Il rimprovero di Pietro rappresenta la tentazione di abbandonare la via della fatica e della lotta per accedere alle scorciatoie possibili per Gesù figlio di Dio, ma questi lo scaccia, in quanto egli ragiona secondo gli uomini non secondo Dio.
Certamente Francesco Fortugno , molte volte, si sarà trovato di fronte alla tentazione di prendere i metodi e gli atteggiamenti dei “dritti”, dei furbi, ma ha saputo sempre resistere alla tentazione perché ragionando secondo Dio aveva ben presente i veri valori della vita, che non sono certo ciò che si può ottenere con facili scorciatoie.
Tutti noi nella vita di tutti i giorni se ragionassimo secondo Dio e praticassimo di più i sentimenti della pietà e generosità scopriremmo Dio in ono cosa e in ogni momento, purtroppo la mente umana è debole e si affanna a inseguire pseudo valori che con Dio non hanno niente a che fare.
E’ la fede l’ elemento che può rendere possibile il miracolo di vivere secondo Dio. Ed è la fede quella per la quale il fratello nella fede Francesco Fortugno si è unito con Il Cristo nel momento della fine dell’iter terreno della sua vita e ora è lassù nella mensa del Signore e qui nel mondo terreno nei cuori e nella mente dei suoi parenti e dei suoi amici, i quali potranno sempre vederlo al loro fianco se useranno gli occhi della fede.
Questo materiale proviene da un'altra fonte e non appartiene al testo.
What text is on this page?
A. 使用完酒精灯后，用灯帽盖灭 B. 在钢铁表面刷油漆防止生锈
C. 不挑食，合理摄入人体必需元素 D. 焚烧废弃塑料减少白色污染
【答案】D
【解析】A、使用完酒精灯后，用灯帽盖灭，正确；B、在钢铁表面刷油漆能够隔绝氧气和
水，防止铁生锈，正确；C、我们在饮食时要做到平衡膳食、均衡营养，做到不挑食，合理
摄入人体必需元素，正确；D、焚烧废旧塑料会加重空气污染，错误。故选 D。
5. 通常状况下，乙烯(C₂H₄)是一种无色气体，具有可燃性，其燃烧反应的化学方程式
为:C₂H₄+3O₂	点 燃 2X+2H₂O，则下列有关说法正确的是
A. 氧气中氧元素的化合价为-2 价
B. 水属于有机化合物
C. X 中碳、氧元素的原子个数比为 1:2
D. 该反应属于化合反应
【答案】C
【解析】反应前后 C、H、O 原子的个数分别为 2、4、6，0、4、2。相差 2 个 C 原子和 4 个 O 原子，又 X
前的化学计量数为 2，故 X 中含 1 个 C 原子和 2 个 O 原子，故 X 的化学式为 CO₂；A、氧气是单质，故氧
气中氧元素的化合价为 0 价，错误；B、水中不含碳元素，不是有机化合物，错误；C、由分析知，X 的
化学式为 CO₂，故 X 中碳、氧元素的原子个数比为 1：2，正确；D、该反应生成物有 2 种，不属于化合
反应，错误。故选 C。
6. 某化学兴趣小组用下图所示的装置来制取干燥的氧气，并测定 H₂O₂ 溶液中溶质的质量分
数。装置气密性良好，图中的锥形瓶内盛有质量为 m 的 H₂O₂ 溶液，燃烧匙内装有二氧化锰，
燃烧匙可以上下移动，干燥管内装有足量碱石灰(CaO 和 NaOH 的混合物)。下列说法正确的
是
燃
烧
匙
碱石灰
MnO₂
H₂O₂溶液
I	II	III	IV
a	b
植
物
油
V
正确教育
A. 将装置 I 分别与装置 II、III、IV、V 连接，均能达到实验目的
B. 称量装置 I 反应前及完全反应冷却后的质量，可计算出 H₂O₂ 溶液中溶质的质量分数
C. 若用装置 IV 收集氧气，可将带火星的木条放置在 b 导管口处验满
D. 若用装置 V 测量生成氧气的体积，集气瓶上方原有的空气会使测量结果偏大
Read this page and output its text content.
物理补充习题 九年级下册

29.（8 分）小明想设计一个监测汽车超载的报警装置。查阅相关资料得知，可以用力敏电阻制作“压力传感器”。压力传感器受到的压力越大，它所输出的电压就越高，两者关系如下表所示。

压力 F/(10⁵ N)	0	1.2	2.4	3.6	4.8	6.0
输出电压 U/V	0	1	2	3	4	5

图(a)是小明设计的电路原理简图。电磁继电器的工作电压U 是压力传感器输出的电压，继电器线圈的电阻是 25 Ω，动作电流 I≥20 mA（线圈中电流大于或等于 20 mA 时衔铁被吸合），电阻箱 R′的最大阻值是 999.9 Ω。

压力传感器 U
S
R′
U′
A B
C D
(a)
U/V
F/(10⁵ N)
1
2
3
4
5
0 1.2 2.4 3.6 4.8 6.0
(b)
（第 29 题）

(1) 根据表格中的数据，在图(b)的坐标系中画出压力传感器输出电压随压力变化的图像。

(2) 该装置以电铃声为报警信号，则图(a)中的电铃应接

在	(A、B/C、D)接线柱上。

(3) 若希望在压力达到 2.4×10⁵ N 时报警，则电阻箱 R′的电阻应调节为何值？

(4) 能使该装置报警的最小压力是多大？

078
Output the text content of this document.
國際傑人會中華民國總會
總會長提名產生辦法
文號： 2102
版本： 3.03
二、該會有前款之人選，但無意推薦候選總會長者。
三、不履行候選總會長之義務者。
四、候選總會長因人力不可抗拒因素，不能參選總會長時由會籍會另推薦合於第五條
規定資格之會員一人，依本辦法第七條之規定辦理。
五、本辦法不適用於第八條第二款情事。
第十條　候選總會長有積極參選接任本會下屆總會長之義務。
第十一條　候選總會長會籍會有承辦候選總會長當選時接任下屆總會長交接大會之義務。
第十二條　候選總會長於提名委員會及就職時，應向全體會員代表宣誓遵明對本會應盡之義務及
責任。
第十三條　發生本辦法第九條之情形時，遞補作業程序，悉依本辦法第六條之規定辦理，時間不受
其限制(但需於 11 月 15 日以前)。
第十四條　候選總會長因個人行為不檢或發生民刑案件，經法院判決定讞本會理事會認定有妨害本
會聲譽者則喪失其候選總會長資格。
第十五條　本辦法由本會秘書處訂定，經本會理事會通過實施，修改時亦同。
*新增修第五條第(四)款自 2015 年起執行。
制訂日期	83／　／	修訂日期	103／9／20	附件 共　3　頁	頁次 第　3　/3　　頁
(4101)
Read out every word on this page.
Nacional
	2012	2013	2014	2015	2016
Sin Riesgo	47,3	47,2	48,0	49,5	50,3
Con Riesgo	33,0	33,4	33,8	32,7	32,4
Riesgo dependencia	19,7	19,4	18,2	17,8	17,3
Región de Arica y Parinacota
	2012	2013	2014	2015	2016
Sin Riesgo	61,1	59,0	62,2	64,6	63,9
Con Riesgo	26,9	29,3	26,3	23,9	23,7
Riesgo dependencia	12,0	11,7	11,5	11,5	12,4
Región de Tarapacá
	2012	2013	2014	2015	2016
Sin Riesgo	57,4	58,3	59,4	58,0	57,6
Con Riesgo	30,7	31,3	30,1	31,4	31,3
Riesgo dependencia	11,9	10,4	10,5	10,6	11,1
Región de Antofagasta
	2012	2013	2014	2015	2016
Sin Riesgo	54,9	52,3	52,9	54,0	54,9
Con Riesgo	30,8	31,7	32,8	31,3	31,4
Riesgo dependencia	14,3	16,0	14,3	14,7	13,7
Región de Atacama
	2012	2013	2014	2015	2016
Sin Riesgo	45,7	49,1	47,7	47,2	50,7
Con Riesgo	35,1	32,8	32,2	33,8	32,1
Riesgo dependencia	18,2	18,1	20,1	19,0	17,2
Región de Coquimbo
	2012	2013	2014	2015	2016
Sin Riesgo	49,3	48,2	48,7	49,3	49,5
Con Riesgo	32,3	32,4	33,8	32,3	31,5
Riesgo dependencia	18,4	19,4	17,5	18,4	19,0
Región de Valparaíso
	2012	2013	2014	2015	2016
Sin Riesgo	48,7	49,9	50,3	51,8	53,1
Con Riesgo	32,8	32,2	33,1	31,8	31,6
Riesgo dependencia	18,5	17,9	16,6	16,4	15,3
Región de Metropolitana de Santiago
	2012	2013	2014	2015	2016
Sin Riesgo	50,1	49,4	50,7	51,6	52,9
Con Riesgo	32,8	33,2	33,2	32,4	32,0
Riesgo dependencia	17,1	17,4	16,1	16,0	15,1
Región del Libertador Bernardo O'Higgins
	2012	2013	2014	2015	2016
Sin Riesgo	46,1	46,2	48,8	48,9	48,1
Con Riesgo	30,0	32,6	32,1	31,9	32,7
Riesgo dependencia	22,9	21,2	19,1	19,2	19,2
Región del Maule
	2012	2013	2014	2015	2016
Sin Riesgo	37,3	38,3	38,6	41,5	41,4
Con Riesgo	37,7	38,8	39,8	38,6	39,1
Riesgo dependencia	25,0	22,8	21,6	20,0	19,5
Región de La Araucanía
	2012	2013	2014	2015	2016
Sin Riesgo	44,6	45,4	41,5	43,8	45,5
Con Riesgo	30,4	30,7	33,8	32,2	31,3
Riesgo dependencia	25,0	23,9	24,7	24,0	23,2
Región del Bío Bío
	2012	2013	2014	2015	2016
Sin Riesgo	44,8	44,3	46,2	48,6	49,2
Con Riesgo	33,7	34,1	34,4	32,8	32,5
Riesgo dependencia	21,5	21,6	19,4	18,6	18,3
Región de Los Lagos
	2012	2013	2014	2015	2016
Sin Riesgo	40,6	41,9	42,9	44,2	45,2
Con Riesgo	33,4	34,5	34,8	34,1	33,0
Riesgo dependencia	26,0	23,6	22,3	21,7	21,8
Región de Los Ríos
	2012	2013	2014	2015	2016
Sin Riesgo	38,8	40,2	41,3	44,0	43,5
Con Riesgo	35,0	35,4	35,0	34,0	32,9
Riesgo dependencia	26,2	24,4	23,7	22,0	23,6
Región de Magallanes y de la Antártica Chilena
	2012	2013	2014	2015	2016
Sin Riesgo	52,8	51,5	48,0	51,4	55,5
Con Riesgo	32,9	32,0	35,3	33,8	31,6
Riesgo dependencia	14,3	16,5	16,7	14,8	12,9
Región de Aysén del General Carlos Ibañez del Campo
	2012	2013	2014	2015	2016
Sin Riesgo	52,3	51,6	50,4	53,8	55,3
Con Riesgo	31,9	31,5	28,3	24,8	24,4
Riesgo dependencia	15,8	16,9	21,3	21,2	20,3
Il buio del nostro tempo è grande e Francesco Fortugno ha rappresentata una grande luce nelle tenebre, noi uscendo dal tempio del Signore dovremmo cercare di essere delle luci anche piccole, di modo che uniti tutti assieme possiamo continuare per sempre la luce del grande uomo e fratello nella fede che è stato Francesco Fortugno.